Despite these recommendations, many older adults are sedentary. Whether this is out of fear or because they are physically unable to exercise safely, they spend most of their days sitting in a chair or lying in bed.
Exercise is important for older adults to promote independent living and improve overall health and well-being. Regular physical activity also reduces the risk of a range of health conditions, including cardiovascular disease, osteoporosis, and even neurodegenerative disorders, like dementia.
Exercising as a Senior With Limitations
Staying fit and healthy is essential for a number of reasons. Even if you have a chronic health condition that limits your capacity to exercise, you can still gain the many benefits of regular movement.
For older adults with reduced lung capacity or lung diseases, portable oxygen concentrators are a great option. These devices supply extra oxygen to the body, ensuring all of the working muscles and tissues are supplied with adequate oxygen during exercise.
If you have a physical disability that reduces your capacity for exercise, you may need to modify the types of exercise that you do. However, you don’t need to stay completely sedentary! There are plenty of workout modifications that can make different exercises easier and safer for you.
Working with an exercise professional, such as a personal trainer or physical therapist, is the best option if you’re not sure how to modify your workouts correctly. They will assess your current physical fitness levels and create the best workout program to maximize your health.

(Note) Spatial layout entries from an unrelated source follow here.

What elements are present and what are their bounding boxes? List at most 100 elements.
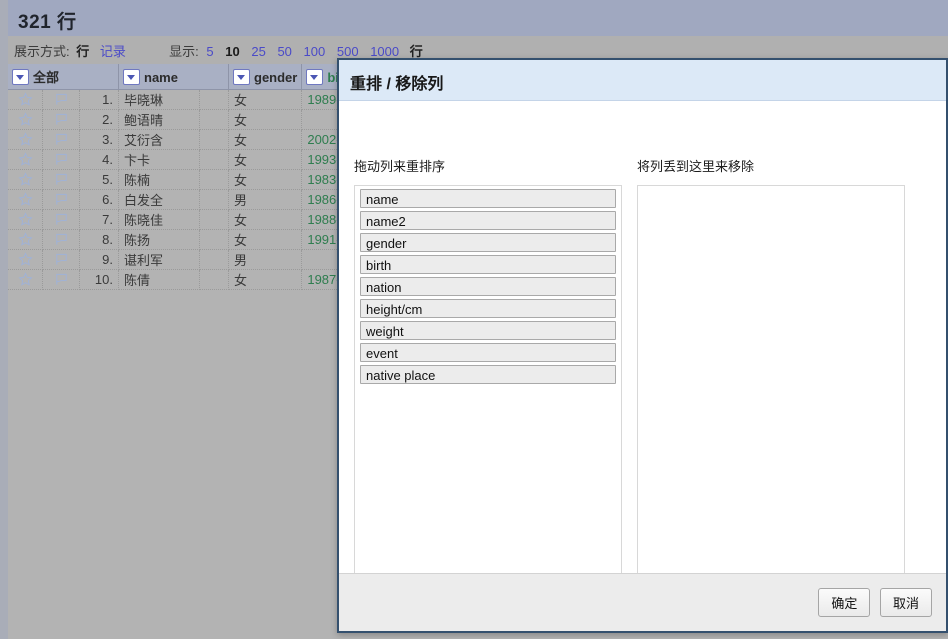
dialog-title: 重排 / 移除列 (350, 76, 444, 93)
star-icon[interactable] (18, 172, 33, 187)
page-size-50[interactable]: 50 (277, 44, 291, 59)
page-size-25[interactable]: 25 (251, 44, 265, 59)
display-mode-rows[interactable]: 行 (76, 44, 89, 59)
cell-spacer (199, 129, 229, 150)
cell-gender[interactable]: 女 (228, 149, 303, 170)
row-favorite-cell[interactable] (8, 129, 43, 150)
row-favorite-cell[interactable] (8, 269, 43, 290)
remove-panel-label: 将列丢到这里来移除 (637, 159, 755, 174)
ok-button[interactable]: 确定 (818, 588, 871, 617)
cell-gender[interactable]: 女 (228, 89, 303, 110)
cell-spacer (199, 229, 229, 250)
cell-gender[interactable]: 女 (228, 129, 303, 150)
page-size-100[interactable]: 100 (304, 44, 326, 59)
star-icon[interactable] (18, 152, 33, 167)
chevron-down-icon[interactable] (233, 68, 250, 85)
page-size-10[interactable]: 10 (225, 44, 239, 59)
row-flag-cell[interactable] (42, 149, 80, 170)
column-header-name[interactable]: name (118, 64, 229, 90)
flag-icon[interactable] (54, 172, 69, 187)
reorder-columns-panel[interactable]: name name2 gender birth nation height/cm weigh… (354, 185, 622, 581)
flag-icon[interactable] (54, 192, 69, 207)
cell-gender[interactable]: 女 (228, 269, 303, 290)
draggable-column-item[interactable]: nation (360, 277, 616, 296)
star-icon[interactable] (18, 272, 33, 287)
draggable-column-item[interactable]: height/cm (360, 299, 616, 318)
flag-icon[interactable] (54, 132, 69, 147)
star-icon[interactable] (18, 212, 33, 227)
row-favorite-cell[interactable] (8, 209, 43, 230)
draggable-column-item[interactable]: event (360, 343, 616, 362)
chevron-down-icon[interactable] (306, 68, 324, 85)
cell-gender[interactable]: 女 (228, 109, 303, 130)
row-flag-cell[interactable] (42, 249, 80, 270)
reorder-panel-label: 拖动列来重排序 (354, 159, 446, 174)
row-flag-cell[interactable] (42, 209, 80, 230)
draggable-column-item[interactable]: gender (360, 233, 616, 252)
draggable-column-item[interactable]: birth (360, 255, 616, 274)
cell-name[interactable]: 陈晓佳 (118, 209, 200, 230)
cell-gender[interactable]: 男 (228, 249, 303, 270)
row-flag-cell[interactable] (42, 229, 80, 250)
page-size-500[interactable]: 500 (337, 44, 359, 59)
cell-name[interactable]: 白发全 (118, 189, 200, 210)
cell-name[interactable]: 陈倩 (118, 269, 200, 290)
flag-icon[interactable] (54, 92, 69, 107)
cell-spacer (199, 109, 229, 130)
flag-icon[interactable] (54, 232, 69, 247)
star-icon[interactable] (18, 112, 33, 127)
row-favorite-cell[interactable] (8, 189, 43, 210)
dialog-footer-buttons: 确定 取消 (815, 588, 935, 617)
star-icon[interactable] (18, 92, 33, 107)
draggable-column-item[interactable]: name (360, 189, 616, 208)
reorder-remove-columns-dialog: 重排 / 移除列 拖动列来重排序 将列丢到这里来移除 name name2 gend… (337, 58, 948, 633)
cell-name[interactable]: 艾衍含 (118, 129, 200, 150)
draggable-column-item[interactable]: name2 (360, 211, 616, 230)
row-flag-cell[interactable] (42, 89, 80, 110)
row-flag-cell[interactable] (42, 169, 80, 190)
display-mode-records[interactable]: 记录 (100, 44, 126, 59)
flag-icon[interactable] (54, 272, 69, 287)
cell-gender[interactable]: 女 (228, 169, 303, 190)
row-favorite-cell[interactable] (8, 249, 43, 270)
row-favorite-cell[interactable] (8, 89, 43, 110)
star-icon[interactable] (18, 132, 33, 147)
row-favorite-cell[interactable] (8, 229, 43, 250)
remove-columns-dropzone[interactable] (637, 185, 905, 581)
cell-name[interactable]: 陈扬 (118, 229, 200, 250)
row-flag-cell[interactable] (42, 189, 80, 210)
cell-name[interactable]: 鲍语晴 (118, 109, 200, 130)
page-size-1000[interactable]: 1000 (370, 44, 399, 59)
cell-name[interactable]: 卞卡 (118, 149, 200, 170)
row-favorite-cell[interactable] (8, 169, 43, 190)
draggable-column-item[interactable]: native place (360, 365, 616, 384)
cell-name[interactable]: 陈楠 (118, 169, 200, 190)
column-header-gender[interactable]: gender (228, 64, 303, 90)
column-header-all[interactable]: 全部 (8, 64, 119, 90)
flag-icon[interactable] (54, 112, 69, 127)
star-icon[interactable] (18, 232, 33, 247)
cell-name[interactable]: 毕晓琳 (118, 89, 200, 110)
cell-gender[interactable]: 男 (228, 189, 303, 210)
flag-icon[interactable] (54, 252, 69, 267)
column-header-gender-label: gender (254, 69, 298, 85)
cell-name[interactable]: 谌利军 (118, 249, 200, 270)
cell-gender[interactable]: 女 (228, 209, 303, 230)
row-flag-cell[interactable] (42, 109, 80, 130)
star-icon[interactable] (18, 192, 33, 207)
row-favorite-cell[interactable] (8, 149, 43, 170)
draggable-column-item[interactable]: weight (360, 321, 616, 340)
cancel-button[interactable]: 取消 (879, 588, 932, 617)
page-size-5[interactable]: 5 (206, 44, 213, 59)
star-icon[interactable] (18, 252, 33, 267)
cell-spacer (199, 209, 229, 230)
page-title-bar: 321 行 (8, 0, 948, 36)
row-flag-cell[interactable] (42, 129, 80, 150)
row-flag-cell[interactable] (42, 269, 80, 290)
cell-gender[interactable]: 女 (228, 229, 303, 250)
row-favorite-cell[interactable] (8, 109, 43, 130)
chevron-down-icon[interactable] (12, 69, 29, 85)
flag-icon[interactable] (54, 152, 69, 167)
chevron-down-icon[interactable] (123, 68, 140, 85)
flag-icon[interactable] (54, 212, 69, 227)
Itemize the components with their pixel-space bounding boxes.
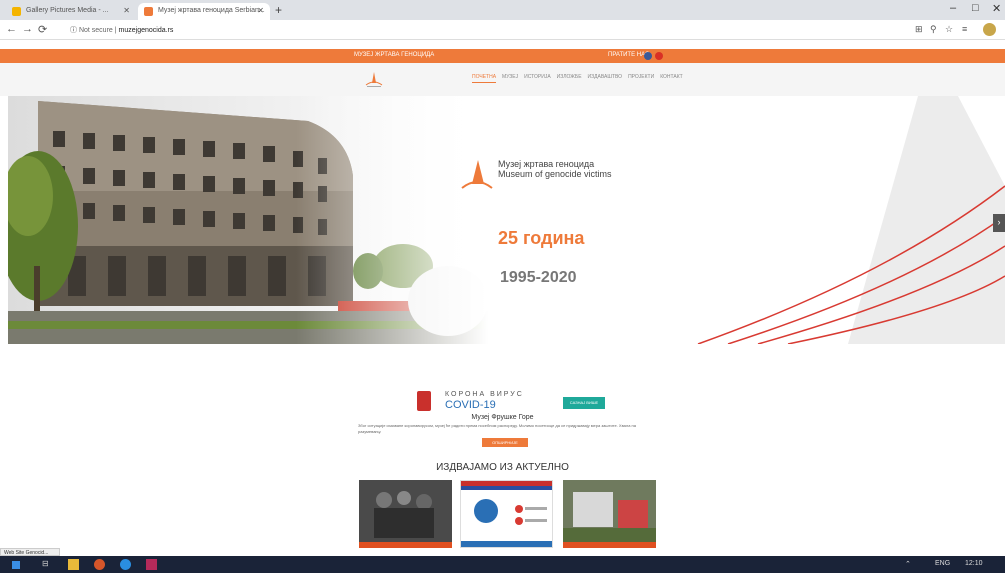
museum-logo-icon[interactable] (363, 71, 385, 89)
nav-item-contact[interactable]: КОНТАКТ (660, 74, 683, 83)
news-image (359, 480, 452, 542)
news-card[interactable] (460, 480, 553, 548)
status-url: Web Site Genocid... (0, 548, 60, 556)
nav-item-museum[interactable]: МУЗЕЈ (502, 74, 518, 83)
museum-emblem-icon (461, 160, 493, 189)
card-footer (563, 542, 656, 548)
zoom-icon[interactable]: ⚲ (930, 24, 937, 35)
address-bar: ← → ⟳ ⓘ Not secure | muzejgenocida.rs ⊞ … (0, 20, 1005, 40)
news-card[interactable] (359, 480, 452, 548)
hero-slider: Музеј жртава геноцида Museum of genocide… (8, 96, 1005, 344)
nav-item-projects[interactable]: ПРОЈЕКТИ (628, 74, 654, 83)
reload-icon[interactable]: ⟳ (38, 23, 47, 36)
hero-building-image (8, 96, 488, 344)
close-icon[interactable]: ✕ (123, 6, 130, 15)
news-image (563, 480, 656, 542)
browser-tab-bar: Gallery Pictures Media - ... ✕ Музеј жрт… (0, 0, 1005, 20)
back-arrow-icon[interactable]: ← (6, 23, 17, 35)
hero-name-line2: Museum of genocide victims (498, 168, 612, 179)
serbia-crest-icon (417, 391, 431, 411)
more-button[interactable]: ОПШИРНИЈЕ (482, 438, 528, 447)
tab-gallery[interactable]: Gallery Pictures Media - ... ✕ (6, 3, 136, 20)
task-view-icon[interactable]: ⊟ (42, 559, 53, 570)
windows-start-icon[interactable] (12, 561, 20, 569)
covid-main-label: COVID-19 (445, 399, 496, 411)
avatar[interactable] (983, 23, 996, 36)
firefox-icon[interactable] (94, 559, 105, 570)
taskbar: ⊟ ⌃ ENG 12:10 (0, 556, 1005, 573)
translate-icon[interactable]: ⊞ (915, 24, 923, 35)
new-tab-button[interactable]: + (275, 3, 282, 17)
topbar-left-text: МУЗЕЈ ЖРТАВА ГЕНОЦИДА (354, 52, 435, 58)
tray-lang[interactable]: ENG (935, 560, 950, 567)
news-card[interactable] (563, 480, 656, 548)
forward-arrow-icon[interactable]: → (22, 23, 33, 35)
info-icon: ⓘ (70, 27, 77, 34)
star-icon[interactable]: ☆ (945, 24, 953, 35)
covid-top-label: КОРОНА ВИРУС (445, 391, 524, 398)
nav-item-publishing[interactable]: ИЗДАВАШТВО (588, 74, 623, 83)
collections-icon[interactable]: ≡ (962, 24, 967, 34)
covid-learn-more-button[interactable]: САЗНАЈ ВИШЕ (563, 397, 605, 409)
maximize-button[interactable]: □ (972, 2, 979, 14)
covid-paragraph: Због ситуације изазване коронавирусом, м… (358, 423, 636, 434)
close-icon[interactable]: ✕ (257, 6, 264, 15)
tab-label: Музеј жртава геноцида Serbian... (158, 7, 265, 14)
site-header: ПОЧЕТНА МУЗЕЈ ИСТОРИЈА ИЗЛОЖБЕ ИЗДАВАШТВ… (0, 63, 1005, 96)
tab-favicon-icon (144, 7, 153, 16)
minimize-button[interactable]: – (950, 2, 956, 14)
tray-chevron-icon[interactable]: ⌃ (905, 560, 911, 568)
tab-favicon-icon (12, 7, 21, 16)
featured-title: ИЗДВАЈАМО ИЗ АКТУЕЛНО (436, 462, 569, 473)
indesign-icon[interactable] (146, 559, 157, 570)
covid-banner[interactable]: КОРОНА ВИРУС COVID-19 САЗНАЈ ВИШЕ (417, 391, 607, 413)
tray-time[interactable]: 12:10 (965, 560, 983, 567)
slider-next-button[interactable]: › (993, 214, 1005, 232)
nav-item-home[interactable]: ПОЧЕТНА (472, 74, 497, 83)
close-window-button[interactable]: ✕ (992, 2, 1001, 15)
security-label: Not secure (78, 27, 113, 34)
site-top-bar: МУЗЕЈ ЖРТАВА ГЕНОЦИДА ПРАТИТЕ НАС (0, 49, 1005, 63)
youtube-icon[interactable] (655, 52, 663, 60)
card-footer (461, 541, 552, 547)
covid-subtitle: Музеј Фрушке Горе (471, 414, 534, 421)
facebook-icon[interactable] (644, 52, 652, 60)
file-explorer-icon[interactable] (68, 559, 79, 570)
hero-museum-name: Музеј жртава геноцида Museum of genocide… (498, 159, 612, 180)
url-input[interactable]: ⓘ Not secure | muzejgenocida.rs (70, 23, 890, 37)
url-text: muzejgenocida.rs (118, 27, 174, 34)
nav-item-exhibitions[interactable]: ИЗЛОЖБЕ (557, 74, 582, 83)
tab-label: Gallery Pictures Media - ... (26, 7, 109, 14)
main-nav: ПОЧЕТНА МУЗЕЈ ИСТОРИЈА ИЗЛОЖБЕ ИЗДАВАШТВ… (472, 74, 683, 83)
tab-museum[interactable]: Музеј жртава геноцида Serbian... ✕ (138, 3, 270, 20)
edge-icon[interactable] (120, 559, 131, 570)
hero-years: 1995-2020 (500, 269, 577, 286)
nav-item-history[interactable]: ИСТОРИЈА (524, 74, 551, 83)
news-image (461, 481, 552, 543)
card-footer (359, 542, 452, 548)
hero-anniversary: 25 година (498, 228, 585, 248)
decorative-lines (697, 96, 1005, 344)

Why is Exercise Important for Seniors?
As you surpass the age of 65, physical activity becomes more important than ever before. It keeps your body and brain healthy, and keeps diseases at bay. Let’s cover some of the physical and mental health benefits of adding exercise into your routine as a senior.
For many seniors, staying independent is one of the most important things. It’s what enables them to feel empowered to make their own decisions and confidence in their abilities.
Because physical activity can improve your physical and mental health, it promotes independence. It enables you to live safely at home and continue participating in the social activities that you love.
Improved Cardiovascular Health
Cardiovascular disease is one of the most prevalent health problems across the senior population. One of the largest risk factors for cardiovascular disease is living a sedentary lifestyle.
Studies show that regular exercise can decrease your risk of cardiovascular disease by 35%. It can lower your resting heart rate and reduce your blood pressure by keeping your heart, lungs, and blood vessels healthy.
Enhanced Balance and Stability
Balance and stability can drastically decrease as you get older due to the weakening of the muscles and joints. Physical activity is the best way to slow down this natural decrease in balance and stability.
Even something simple as walking can strengthen the muscles around the ankles and improve your balance. Performing lots of single-leg exercises can also promote great balance and stability in both legs.
When you are more stable on your feet, you’re less likely to fall over. As a result, you’re less likely to sustain any nasty injuries or bone fractures, and you can continue living independently and injury-free.
Better Cognitive Function
Aging is a huge risk factor for cognitive decline and neurodegenerative disorders, such as dementia. Millions of people suffering from Alzheimer’s disease across the world and the disease can build for years before symptoms begin to show.
Exercise of any kind has been shown to lower the risk of neurodegenerative disorders. It’s also been shown to reduce the severity of symptoms in those who have already started to show signs of cognitive decline.
Improved Bone Density
Older adults are at an increased risk of osteopenia and osteoporosis, conditions that cause the bones to become weak and brittle. Osteoporosis is incurable and significantly increases an individual’s risk of bone fractures.
Strength-based exercise can promote bone health, as shown in lots of studies. It can help to maintain bone mineral density (BMD), which minimizes the risk of breakages if you fall over.